Expression of PTHR1s in cell membrane preparations. COS-7 cells transiently transfected with wtPTHR1, XM-PTHR1, and various double cysteine-containing PTHR1 mutants were used to prepare membrane preparations. Receptor expression was detected by Western blot using anti-c-myc antibody as probe. The lanes are (1) untransfected control, (2) wtPTHR1, (3) XM-PTHR1, (4)V365C/M425C, (5) P366C/M425C, (6) I367C/M425C, (7) L368C/M425C, (8) A369C/M425C, (9) S370C/M425C, (10) V365C/V423C, (11) P366C/ V423C, (12) I367C/V423C, (13) L368C/ V423C, (14) A369C/V423C, (15) S370C/V423C, (16) V365C/H420C, (17) P366C/H420C, (18) I367C/H420C, (19) L368C/H420C, (20) A369C/H420C, and (21) S370C/ H420C.

FIG. 4

Detection of relative internal conformational shifts of TM5 and TM6 when PTH agonist or antagonist binds to receptor. Western blots of TM5/TM6 double cysteine-containing mutant PTHR1s probed with anti-c-myc antibody are shown.
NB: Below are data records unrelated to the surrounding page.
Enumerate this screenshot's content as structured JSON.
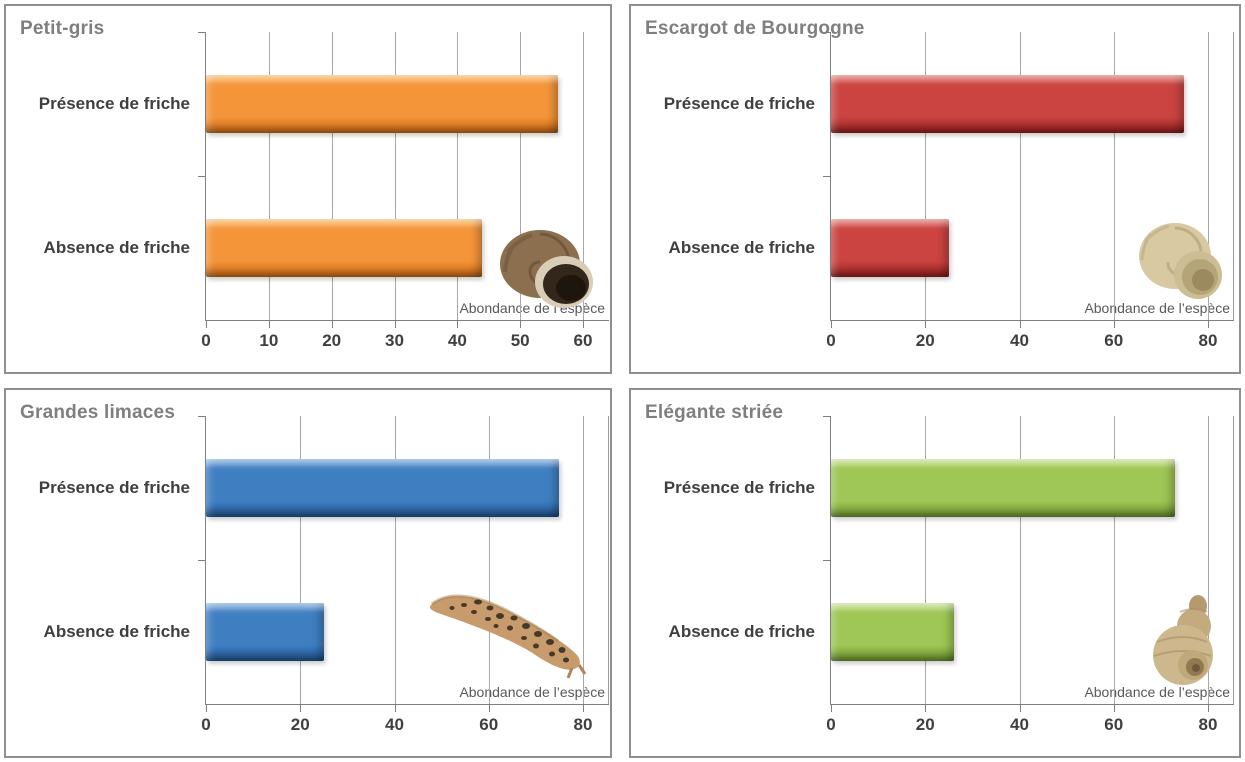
{
  "chart_data": [
    {
      "type": "bar",
      "orientation": "horizontal",
      "title": "Petit-gris",
      "categories": [
        "Présence de friche",
        "Absence de friche"
      ],
      "values": [
        56,
        44
      ],
      "xlabel": "Abondance de l’espèce",
      "xlim": [
        0,
        60
      ],
      "xticks": [
        0,
        10,
        20,
        30,
        40,
        50,
        60
      ],
      "grid": true,
      "legend": false,
      "colors": {
        "light": "#FBB45C",
        "mid": "#F49539",
        "dark": "#C96A14"
      },
      "image": "petit-gris-snail"
    },
    {
      "type": "bar",
      "orientation": "horizontal",
      "title": "Escargot de Bourgogne",
      "categories": [
        "Présence de friche",
        "Absence de friche"
      ],
      "values": [
        75,
        25
      ],
      "xlabel": "Abondance de l’espèce",
      "xlim": [
        0,
        80
      ],
      "xticks": [
        0,
        20,
        40,
        60,
        80
      ],
      "grid": true,
      "legend": false,
      "colors": {
        "light": "#E26B66",
        "mid": "#CB4441",
        "dark": "#96201E"
      },
      "image": "bourgogne-snail"
    },
    {
      "type": "bar",
      "orientation": "horizontal",
      "title": "Grandes limaces",
      "categories": [
        "Présence de friche",
        "Absence de friche"
      ],
      "values": [
        75,
        25
      ],
      "xlabel": "Abondance de l’espèce",
      "xlim": [
        0,
        80
      ],
      "xticks": [
        0,
        20,
        40,
        60,
        80
      ],
      "grid": true,
      "legend": false,
      "colors": {
        "light": "#6FA4D8",
        "mid": "#3F7FC1",
        "dark": "#1F5694"
      },
      "image": "leopard-slug"
    },
    {
      "type": "bar",
      "orientation": "horizontal",
      "title": "Elégante striée",
      "categories": [
        "Présence de friche",
        "Absence de friche"
      ],
      "values": [
        73,
        26
      ],
      "xlabel": "Abondance de l’espèce",
      "xlim": [
        0,
        80
      ],
      "xticks": [
        0,
        20,
        40,
        60,
        80
      ],
      "grid": true,
      "legend": false,
      "colors": {
        "light": "#C3DC83",
        "mid": "#9EC755",
        "dark": "#6E9430"
      },
      "image": "elegante-snail"
    }
  ]
}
COS-7 cells transfected with XM-PTHR1 and the double cysteine-substituted XM-PTHR1 constructs shown were used to make membrane preparations. One hundred micrograms of these membrane preparations was treated with FXa after treatment with oxidizing agent alone or with oxidizing agent plus PTH(1-34) or PTH(7-34) as indicated. (Left) Samples run under nonreducing conditions. (Right) Same sample sets run under reducing conditions. Only the low MW band of interest (∼23 kDa) is detected. A decrease in intensity indicates enhanced disulfide bond formation across TM5/TM6. Conversely, increased intensity indicates diminished disulfide bond formation (or disruption of formation).

FIG. 5

Evidence for ligand dose-dependent formation of disulfide bonds. Western blots of mutant receptor-transfected membrane preparations are shown. Double cysteine-containing XM-PTHR1 mutants were incubated with different concentrations of agonist PTH(1-34) or antagonist PTH(7-34). After SDS-PAGE of samples processed under nonreducing and reducing conditions, anti-c-myc antibody was used to detect the low MW (∼23 kDa) band.

FIG. 6

Illustration of ligand-bound PTHR1. A molecular model of the PTH(1-34)/PTHR1 complex, as viewed from the extracellular surface, looking into the cell, as developed from structural, photoaffinity, and disulfide binding studies. The receptor is blue; PTH(1-34) is red, and the residues of TM5 and TM6 examined here are denoted.